MPs of all parties raged at the UK’s “weakness” and “shame” after the sudden Taliban takeover of Afghanistan, leaving Boris Johnson isolated in an emergency Commons debate.
The prime minister came under fire for an intelligence failure that led to the chaotic retreat from Kabul and for “hoping on a wing and prayer it would be all right”, as Theresa May put it.
His predecessor in No 10 was among Tories who questioned the future of a Nato alliance “dependent” on an increasingly isolationist United States – after Joe Biden pulled the plug on the Afghan mission.
There was also fierce criticism of the low number of Afghans to be offered sanctuary in the UK – just 5,000 in the next 12 months – and of Mr Johnson and Dominic Raab, the foreign secretary, for heading off on holiday as the crisis loomed.
Strikingly, Tory MPs failed to rally behind Mr Johnson with verbal support, in a Commons packed for the first time since the Covid pandemic broke out 17 months ago.
Liam Fox, a former defence secretary, was among those who warned: “The strategic weakness of our alliance will have been noted not just in Kabul, but in Moscow, and in Beijing, and in Tehran and in Islamabad.”
Tom Tugendhat – who served as an Army officer in Afghanistan – demanded a strategy “for reinvigorating our European Nato partners, to make sure that we are not dependent on a single ally”.
“This doesn’t need to be defeat, but at the moment it damn well feels like it,” he said, drawing rare applause from some fellow MPs.
Labour’s Chris Bryant said he felt “more ashamed than I can remember”, warning: “We have managed to humiliate ourselves.
“We have shamed our politics and our way of doing business.
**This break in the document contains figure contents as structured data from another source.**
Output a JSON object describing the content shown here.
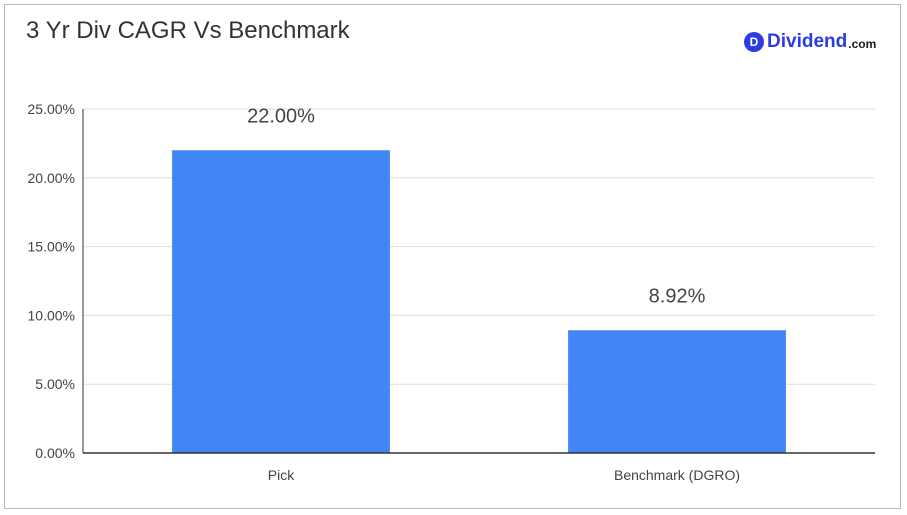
{
  "chart_data": {
    "type": "bar",
    "title": "3 Yr Div CAGR Vs Benchmark",
    "categories": [
      "Pick",
      "Benchmark (DGRO)"
    ],
    "values": [
      22.0,
      8.92
    ],
    "data_labels": [
      "22.00%",
      "8.92%"
    ],
    "ylim": [
      0,
      25
    ],
    "yticks": [
      0,
      5,
      10,
      15,
      20,
      25
    ],
    "ytick_labels": [
      "0.00%",
      "5.00%",
      "10.00%",
      "15.00%",
      "20.00%",
      "25.00%"
    ],
    "xlabel": "",
    "ylabel": "",
    "grid": true,
    "bar_color": "#4285f4"
  },
  "logo": {
    "badge": "D",
    "word": "Dividend",
    "tld": ".com",
    "color": "#2b3de0"
  }
}
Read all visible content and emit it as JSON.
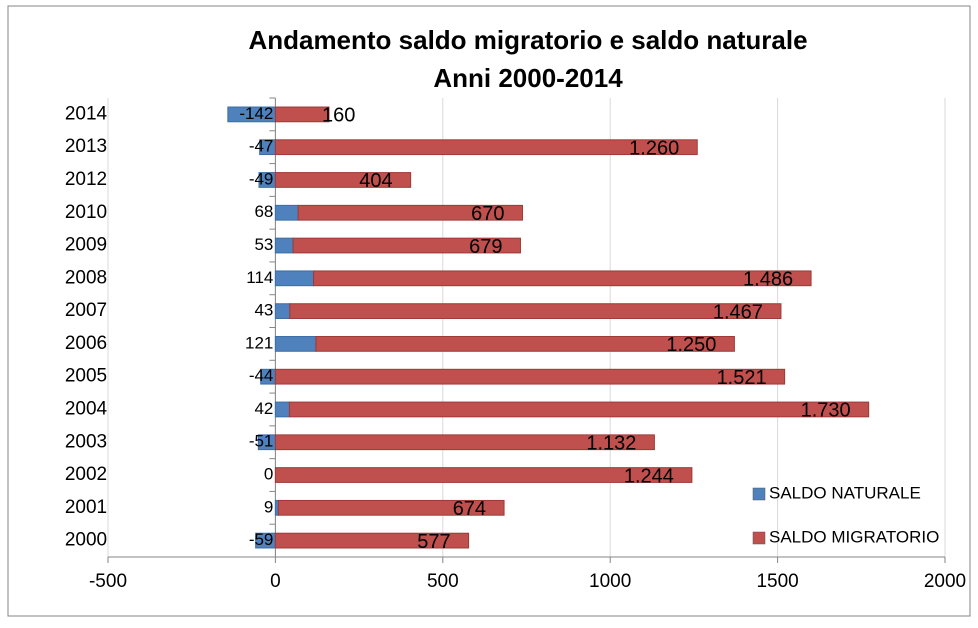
{
  "chart_data": {
    "type": "stacked-hbar",
    "title": [
      "Andamento saldo migratorio e saldo naturale",
      "Anni 2000-2014"
    ],
    "categories": [
      "2000",
      "2001",
      "2002",
      "2003",
      "2004",
      "2005",
      "2006",
      "2007",
      "2008",
      "2009",
      "2010",
      "2012",
      "2013",
      "2014"
    ],
    "series": [
      {
        "name": "SALDO NATURALE",
        "color": "#4f81bd",
        "values": [
          -59,
          9,
          0,
          -51,
          42,
          -44,
          121,
          43,
          114,
          53,
          68,
          -49,
          -47,
          -142
        ]
      },
      {
        "name": "SALDO MIGRATORIO",
        "color": "#c0504d",
        "values": [
          577,
          674,
          1244,
          1132,
          1730,
          1521,
          1250,
          1467,
          1486,
          679,
          670,
          404,
          1260,
          160
        ],
        "value_labels": [
          "577",
          "674",
          "1.244",
          "1.132",
          "1.730",
          "1.521",
          "1.250",
          "1.467",
          "1.486",
          "679",
          "670",
          "404",
          "1.260",
          "160"
        ]
      }
    ],
    "xlim": [
      -500,
      2000
    ],
    "xticks": [
      -500,
      0,
      500,
      1000,
      1500,
      2000
    ],
    "grid": true,
    "legend": "bottom-right"
  }
}
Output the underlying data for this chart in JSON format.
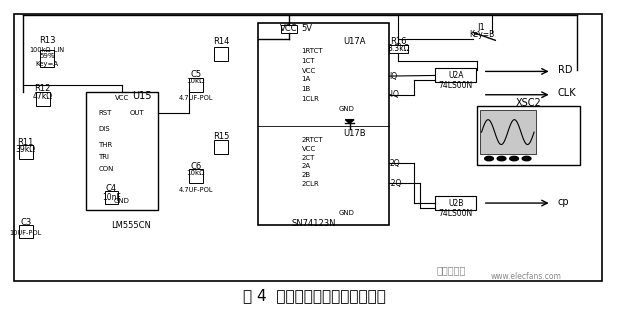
{
  "caption": "图 4  时基控制电路的设计与仿真",
  "caption_fontsize": 11,
  "bg_color": "#ffffff",
  "fig_width": 6.28,
  "fig_height": 3.14,
  "dpi": 100,
  "watermark1": "电子发烧友",
  "watermark2": "www.elecfans.com",
  "watermark_color": "#888888"
}
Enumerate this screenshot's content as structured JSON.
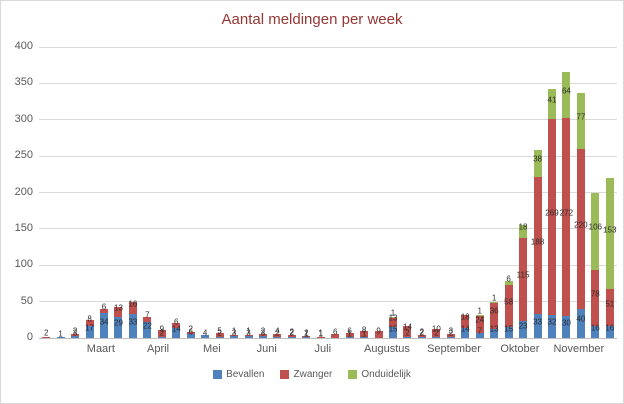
{
  "title": "Aantal meldingen per week",
  "legend": {
    "items": [
      {
        "label": "Bevallen",
        "color": "#4F81BD"
      },
      {
        "label": "Zwanger",
        "color": "#C0504D"
      },
      {
        "label": "Onduidelijk",
        "color": "#9BBB59"
      }
    ]
  },
  "chart_data": {
    "type": "bar",
    "stacked": true,
    "title": "Aantal meldingen per week",
    "xlabel": "",
    "ylabel": "",
    "ylim": [
      0,
      400
    ],
    "yticks": [
      0,
      50,
      100,
      150,
      200,
      250,
      300,
      350,
      400
    ],
    "grid": true,
    "legend_position": "bottom",
    "series_names": [
      "Bevallen",
      "Zwanger",
      "Onduidelijk"
    ],
    "colors": {
      "bevallen": "#4F81BD",
      "zwanger": "#C0504D",
      "onduidelijk": "#9BBB59"
    },
    "months": [
      {
        "label": "Maart",
        "pct": 10.7
      },
      {
        "label": "April",
        "pct": 20.6
      },
      {
        "label": "Mei",
        "pct": 29.9
      },
      {
        "label": "Juni",
        "pct": 39.4
      },
      {
        "label": "Juli",
        "pct": 49.1
      },
      {
        "label": "Augustus",
        "pct": 60.2
      },
      {
        "label": "September",
        "pct": 71.8
      },
      {
        "label": "Oktober",
        "pct": 83.2
      },
      {
        "label": "November",
        "pct": 93.4
      }
    ],
    "bars": [
      {
        "bevallen": 0,
        "zwanger": 2,
        "onduidelijk": 0
      },
      {
        "bevallen": 1,
        "zwanger": 0,
        "onduidelijk": 0
      },
      {
        "bevallen": 3,
        "zwanger": 2,
        "onduidelijk": 0
      },
      {
        "bevallen": 17,
        "zwanger": 8,
        "onduidelijk": 0
      },
      {
        "bevallen": 34,
        "zwanger": 6,
        "onduidelijk": 0
      },
      {
        "bevallen": 29,
        "zwanger": 13,
        "onduidelijk": 0
      },
      {
        "bevallen": 33,
        "zwanger": 16,
        "onduidelijk": 0
      },
      {
        "bevallen": 22,
        "zwanger": 7,
        "onduidelijk": 0
      },
      {
        "bevallen": 2,
        "zwanger": 9,
        "onduidelijk": 0
      },
      {
        "bevallen": 14,
        "zwanger": 6,
        "onduidelijk": 0
      },
      {
        "bevallen": 6,
        "zwanger": 2,
        "onduidelijk": 0
      },
      {
        "bevallen": 4,
        "zwanger": 0,
        "onduidelijk": 0
      },
      {
        "bevallen": 2,
        "zwanger": 5,
        "onduidelijk": 0
      },
      {
        "bevallen": 3,
        "zwanger": 1,
        "onduidelijk": 0
      },
      {
        "bevallen": 3,
        "zwanger": 1,
        "onduidelijk": 0
      },
      {
        "bevallen": 3,
        "zwanger": 2,
        "onduidelijk": 0
      },
      {
        "bevallen": 2,
        "zwanger": 4,
        "onduidelijk": 0
      },
      {
        "bevallen": 2,
        "zwanger": 2,
        "onduidelijk": 0
      },
      {
        "bevallen": 1,
        "zwanger": 2,
        "onduidelijk": 0
      },
      {
        "bevallen": 1,
        "zwanger": 1,
        "onduidelijk": 0
      },
      {
        "bevallen": 0,
        "zwanger": 6,
        "onduidelijk": 0
      },
      {
        "bevallen": 1,
        "zwanger": 6,
        "onduidelijk": 0
      },
      {
        "bevallen": 1,
        "zwanger": 8,
        "onduidelijk": 0
      },
      {
        "bevallen": 0,
        "zwanger": 9,
        "onduidelijk": 0
      },
      {
        "bevallen": 15,
        "zwanger": 13,
        "onduidelijk": 1
      },
      {
        "bevallen": 2,
        "zwanger": 14,
        "onduidelijk": 0
      },
      {
        "bevallen": 2,
        "zwanger": 2,
        "onduidelijk": 0
      },
      {
        "bevallen": 2,
        "zwanger": 10,
        "onduidelijk": 0
      },
      {
        "bevallen": 2,
        "zwanger": 3,
        "onduidelijk": 0
      },
      {
        "bevallen": 14,
        "zwanger": 18,
        "onduidelijk": 0
      },
      {
        "bevallen": 7,
        "zwanger": 24,
        "onduidelijk": 1
      },
      {
        "bevallen": 13,
        "zwanger": 36,
        "onduidelijk": 1
      },
      {
        "bevallen": 15,
        "zwanger": 58,
        "onduidelijk": 6
      },
      {
        "bevallen": 23,
        "zwanger": 115,
        "onduidelijk": 18
      },
      {
        "bevallen": 33,
        "zwanger": 188,
        "onduidelijk": 38
      },
      {
        "bevallen": 32,
        "zwanger": 269,
        "onduidelijk": 41
      },
      {
        "bevallen": 30,
        "zwanger": 272,
        "onduidelijk": 64
      },
      {
        "bevallen": 40,
        "zwanger": 220,
        "onduidelijk": 77
      },
      {
        "bevallen": 16,
        "zwanger": 78,
        "onduidelijk": 106
      },
      {
        "bevallen": 16,
        "zwanger": 51,
        "onduidelijk": 153
      }
    ]
  }
}
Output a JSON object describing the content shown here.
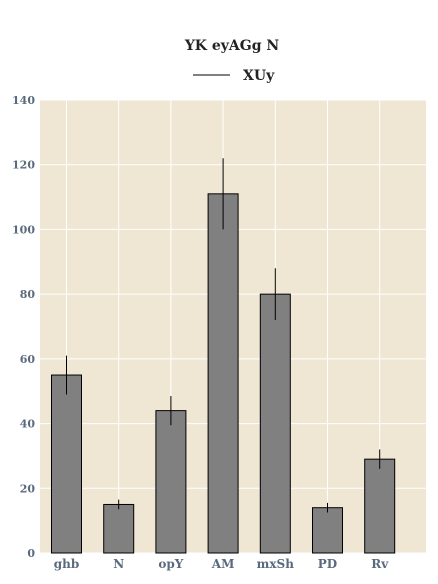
{
  "chart_data": {
    "type": "bar",
    "title": "YK eyAGg N",
    "categories": [
      "ghb",
      "N",
      "opY",
      "AM",
      "mxSh",
      "PD",
      "Rv"
    ],
    "series": [
      {
        "name": "XUy",
        "values": [
          55,
          15,
          44,
          111,
          80,
          14,
          29
        ],
        "error": [
          6,
          1.5,
          4.5,
          11,
          8,
          1.5,
          3
        ]
      }
    ],
    "ylim": [
      0,
      140
    ],
    "yticks": [
      0,
      20,
      40,
      60,
      80,
      100,
      120,
      140
    ],
    "grid": true,
    "legend_position": "top-center",
    "colors": {
      "plot_background": "#efe7d4",
      "grid": "#ffffff",
      "bar_fill": "#808080",
      "bar_edge": "#000000",
      "tick_label": "#5a6a7e",
      "error_bar": "#000000"
    }
  }
}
We have trailed the British flag and our own honour in the dirt and in the mud.”
And, in Mr Johnson’s most uncomfortable moment, Mrs May asked him: “What does it say about Nato if we are entirely dependent on a unilateral decision taken by the United States?”
“I do find it incomprehensible and worrying that the United Kingdom was not able to bring together, not a military solution, but an alternative alliance with countries to continue to provide the support necessary to sustain a government in Afghanistan.”
The former prime minister demanded to know: “Was our intelligence really so poor? Was our understanding of the Afghan Government so weak? Was our knowledge of the position on the ground so inadequate?
“Did we just feel that we had to follow the United States and hope that, on a wing and a prayer, it would be all right on the night?”
The government has insisted it tried, unsuccessfully, to put together an alliance to maintain some operations in Afghanistan, but declined to provide any details.
Asked when he had spoken with Jens Stoltenberg, the Nato secretary-general, Mr Johnson replied “the other day”.
The prime minister again fought off calls for an independent inquiry into the Afghan war, claiming: “Most of the key questions have already been gone into.”
And he urged MPs to recognise that deploying “tens of thousands” of British troops to Afghanistan to continue fighting the Taliban would not enjoy public support.
“The West could not continue this US-led mission, a mission conceived and executed in support of America, without American logistics, without US air power and without American might,” Mr Johnson insisted.
“I really think that it is an illusion to believe that there is appetite among any of our partners for a continued military presence or for a military solution imposed by Nato in Afghanistan. That idea ended with the combat mission in 2014.”